Let’s take one of my favourite books of all time. The tale of the priggish and correct Mr Darcy, finally getting married to the girl with hutspah Elizabeth Bennet, has to be one of the most famous love stories of all time. I mean, we’ve all seen at least one version of Pride and Prejudice. Be it the classic Colin Firth version, with him looking all rugged and divine, emerging from the fountain:
This moment in film history had women nationwide swooning on their sofas and desperate to find their own Mr Darcy. Or Colin Firth. Bridget Jones’ Diary also reintroduced a reminiscence of Mr Darcy into popular culture, and recently a vast structure in homage to Firth (and Mr Darcy) was recently erected in Hyde Park, causing much media hype.
How can a few, seemingly stuffy, tales of etiquette, manners and very restrained conversation still capture our imagination? Because, it is pure romance. I am personally the ultimate die hard romantic. Austen is escapism to the maximum. The chivalry, the manners, the propriety of the courtships seems so alien to women nowadays. The closest I get to having some kind of romance is getting the odd wolf whistle from an undesirable builder whilst I walk down the road. Or getting touched inappropriately in a nightclub. I don’t get letters declaring undying love, no one plays the long game, no men with a vast fortune and a large country estate approach me and I certainly don’t get asked to dance at a ball. Let alone two dances.
The most famous versions of Pride and Prejudice tend to stay true to era, and are period dramas. Yet, this infatuation with Austen is clearly demonstrated by the vast number of modern adaptations. For instance, Clueless. How many of you knew that the 90s classic was based on Emma? The fact that the basic premise of a Jane Austen novel translates into one of the biggest cult films of the 90s, constantly rewatched (by me at least) just proves that it is still relevant!
Pride and Prejudice is undoubtedly Jane Austen’s most famous tale. Yet her other novels, the famous 6 in total, all feature some love affair which eventually works itself out – love conquers all. And the female protagonists all offer something to ally yourself with. They are sensible, yet driven. They get the guy. Eventually, they take their lives into their own hands. My personal favourite character, Anne Elliot, in Persuasion, is placid, reliable and sensible. A bit dreary sounding. Yet, she is bright, realistic, and chooses real love over a marriage of convenience. It demonstrates that being rational doesn’t make you boring, you aren’t ridiculed or mocked for acting in the correct manner. You are shown to have decorum and ultimately have independence in the end. Free will equals happiness, which was a liberating concept for women in the time of Jane Austen.
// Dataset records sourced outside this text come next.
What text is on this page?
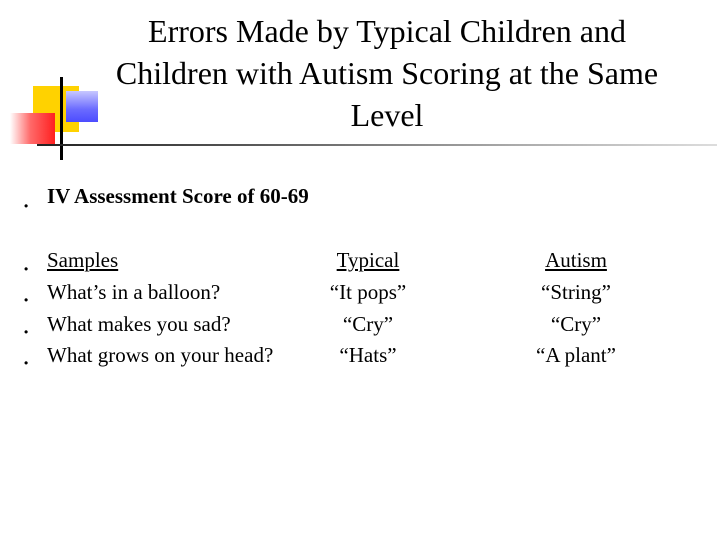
Errors Made by Typical Children and Children with Autism Scoring at the Same Level
• IV Assessment Score of 60-69
•
•
•
•
Samples	Typical	Autism
What’s in a balloon?	“It pops”	“String”
What makes you sad?	“Cry”	“Cry”
What grows on your head?	“Hats”	“A plant”
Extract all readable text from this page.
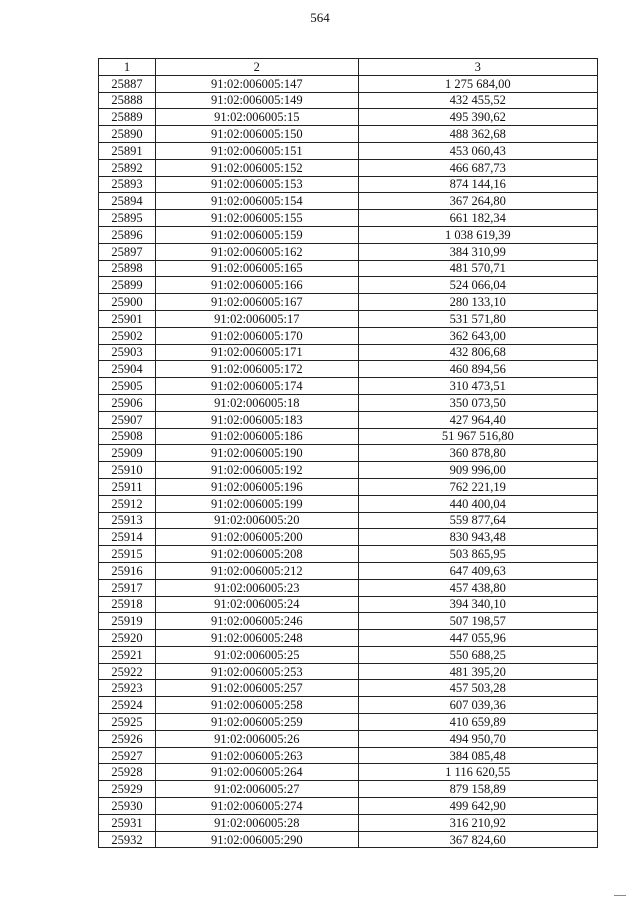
564
1	2	3
25887	91:02:006005:147	1 275 684,00
25888	91:02:006005:149	432 455,52
25889	91:02:006005:15	495 390,62
25890	91:02:006005:150	488 362,68
25891	91:02:006005:151	453 060,43
25892	91:02:006005:152	466 687,73
25893	91:02:006005:153	874 144,16
25894	91:02:006005:154	367 264,80
25895	91:02:006005:155	661 182,34
25896	91:02:006005:159	1 038 619,39
25897	91:02:006005:162	384 310,99
25898	91:02:006005:165	481 570,71
25899	91:02:006005:166	524 066,04
25900	91:02:006005:167	280 133,10
25901	91:02:006005:17	531 571,80
25902	91:02:006005:170	362 643,00
25903	91:02:006005:171	432 806,68
25904	91:02:006005:172	460 894,56
25905	91:02:006005:174	310 473,51
25906	91:02:006005:18	350 073,50
25907	91:02:006005:183	427 964,40
25908	91:02:006005:186	51 967 516,80
25909	91:02:006005:190	360 878,80
25910	91:02:006005:192	909 996,00
25911	91:02:006005:196	762 221,19
25912	91:02:006005:199	440 400,04
25913	91:02:006005:20	559 877,64
25914	91:02:006005:200	830 943,48
25915	91:02:006005:208	503 865,95
25916	91:02:006005:212	647 409,63
25917	91:02:006005:23	457 438,80
25918	91:02:006005:24	394 340,10
25919	91:02:006005:246	507 198,57
25920	91:02:006005:248	447 055,96
25921	91:02:006005:25	550 688,25
25922	91:02:006005:253	481 395,20
25923	91:02:006005:257	457 503,28
25924	91:02:006005:258	607 039,36
25925	91:02:006005:259	410 659,89
25926	91:02:006005:26	494 950,70
25927	91:02:006005:263	384 085,48
25928	91:02:006005:264	1 116 620,55
25929	91:02:006005:27	879 158,89
25930	91:02:006005:274	499 642,90
25931	91:02:006005:28	316 210,92
25932	91:02:006005:290	367 824,60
I think this is only exacerbated by the great wit that Austen exudes through her writing. People shy away from Jane Austen. Her novels are seen as long, dry, hard work and dull. But you know what? They just… aren’t. Her cynical derision over the ridiculous hysteria women of wealth (Mrs Bennet in Pride and Prejudice, Mrs Norris in Mansfield Park…) is just pure humour. Austen is one funny girl, once you get a handle on the tone. You can tell when Austen inherently dislikes one of her own characters, through subtle wit and snidey remarks. I find it brilliant – like bitching from 200 odd years ago.
So why is Austen still around? Why does her writing still permeate popular culture? Because ultimately we are all suckers for true love and we all love the chivalric romance which is long since gone from our lives. Simple as that.